Llegaron los bisteques y eso me salvó de tener que contestarle. El tío Am abalanzó con mucha hambre y yo supuse que se había olvidado de Joseph Pritchard; a la mitad de su acometida se detuvo y murmuró:

– Maldita sea, Ed. En cierto modo espero que esa auditoría muestre un desfalco.

No comprendí su punto de vista y se lo pregunté.

– Si ha estado robando recibirá el castigo que merece. Pero ¿qué si es honrado, si ha estado jugando su propio dinero y apostaba fuerte porque ha tenido una racha de suerte? Digamos que la última vez que estuvo allí acertó a cinco ganadores y salió con un par de miles de dólares. Entonces, lo que hizo hoy, se ajustaría al dechado de jugador empedernido.

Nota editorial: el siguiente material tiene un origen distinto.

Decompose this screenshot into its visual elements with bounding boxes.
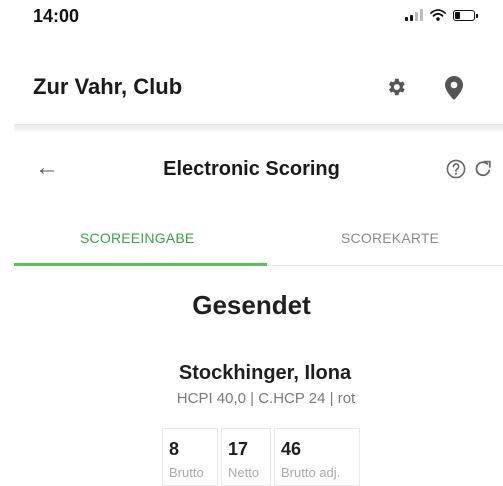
score-label: Brutto adj.: [281, 465, 341, 480]
score-summary: 8 Brutto 17 Netto 46 Brutto adj.: [162, 428, 360, 486]
score-value: 46: [281, 439, 302, 459]
status-time: 14:00: [33, 6, 80, 26]
tab-bar: SCOREEINGABE SCOREKARTE: [14, 210, 503, 266]
player-handicap-info: HCPI 40,0 | C.HCP 24 | rot: [176, 390, 356, 407]
status-bar: 14:00: [0, 0, 503, 44]
status-icons: [405, 9, 478, 21]
nav-row: ← Electronic Scoring: [0, 146, 503, 190]
app-bar: Zur Vahr, Club: [0, 62, 503, 116]
club-title: Zur Vahr, Club: [33, 74, 183, 99]
submission-status: Gesendet: [192, 290, 311, 320]
help-icon[interactable]: [446, 159, 466, 179]
location-pin-icon[interactable]: [445, 76, 463, 100]
score-box-brutto-adj: 46 Brutto adj.: [274, 428, 360, 486]
score-value: 8: [169, 439, 180, 459]
score-label: Brutto: [169, 465, 204, 480]
score-box-netto: 17 Netto: [221, 428, 271, 486]
page-title: Electronic Scoring: [163, 158, 340, 180]
score-value: 17: [228, 439, 249, 459]
tab-scorekarte[interactable]: SCOREKARTE: [341, 230, 439, 246]
signal-icon: [405, 9, 423, 21]
tab-scoreeingabe[interactable]: SCOREEINGABE: [80, 230, 194, 246]
score-label: Netto: [228, 465, 260, 480]
battery-icon: [453, 9, 478, 21]
player-name: Stockhinger, Ilona: [178, 362, 352, 384]
gear-icon[interactable]: [385, 76, 407, 98]
active-tab-indicator: [14, 263, 267, 266]
wifi-icon: [430, 9, 446, 21]
refresh-icon[interactable]: [473, 159, 493, 179]
header-divider: [14, 124, 503, 132]
score-box-brutto: 8 Brutto: [162, 428, 218, 486]
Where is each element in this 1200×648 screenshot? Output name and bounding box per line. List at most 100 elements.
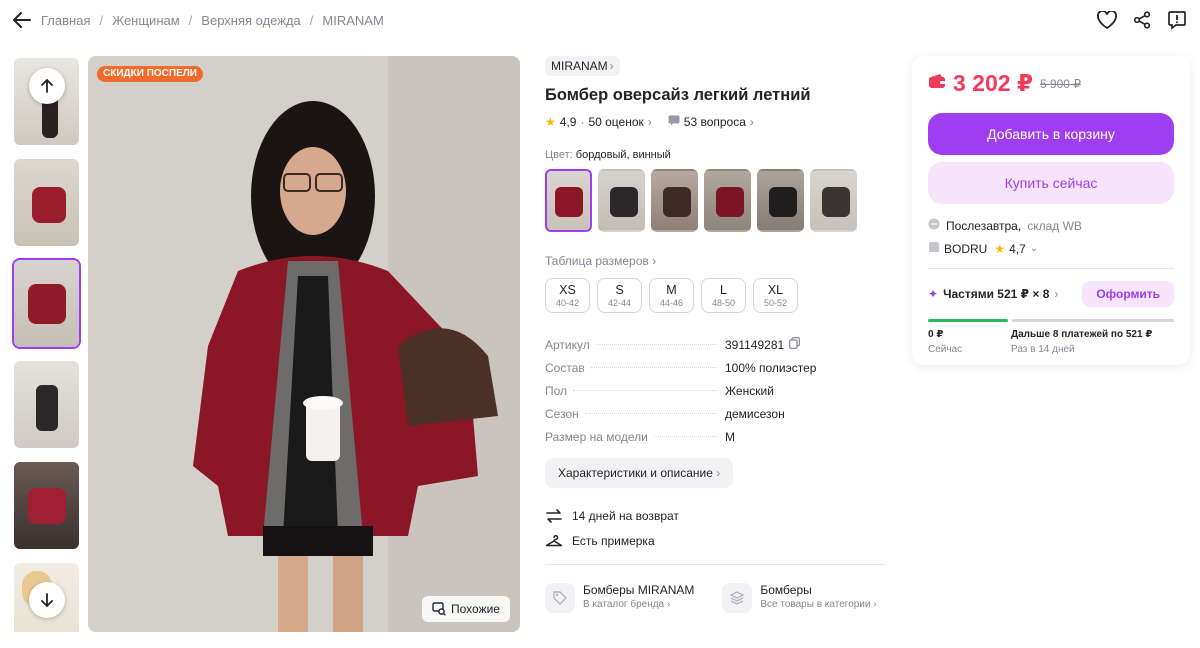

– Y ¿qué, tío Am? A ti te contrataron para averiguar si estaba jugando fuerte. Tú lo averiguaste. Lo que la Phoenix Indemnity haga con tus informes no te incumbe a ti.

– No, pero si le cancelan la fianza, perderá su trabajo.

– Seguro, pero tú tienes que ver ese punto de vista. No pueden tomar el riesgo de dar fianza por ningún individuo que sea jugador en fuerte, empedernido o no. Y Pritchard sabe eso. Aunque haya estado jugando con su propio dinero, sabe que también ha estado jugando con su empleo.

– Sí, ¡maldita sea! Desearía haber sabido, cuando la Phoenix me ofreció el trabajito, que se trataba de alguien a quien yo conocía. Lo pude haber rechazado no por razones morales, sino por la razón válida de que es arriesgado vigilar a un conocido.

– Así que Harry Cogswell hubiera llamado a Starlock y la misma cosa hubiese ocurrido ¿no?

El tío Am no contestó; regresó a su emparedado.

Cuando vi que terminó le propuse.

– Bueno, ahora una última copa y el gran paseo.

– Ya no me siento tan deseoso de dar ninguna vuelta. Ed – murmuró tras pensarlo un momento -. ¿Por qué no regresamos a casa y jugamos una partidita de gin rummy? Podemos comprarnos una botella, de pasada, y echarnos nuestros tragos mientras jugamos.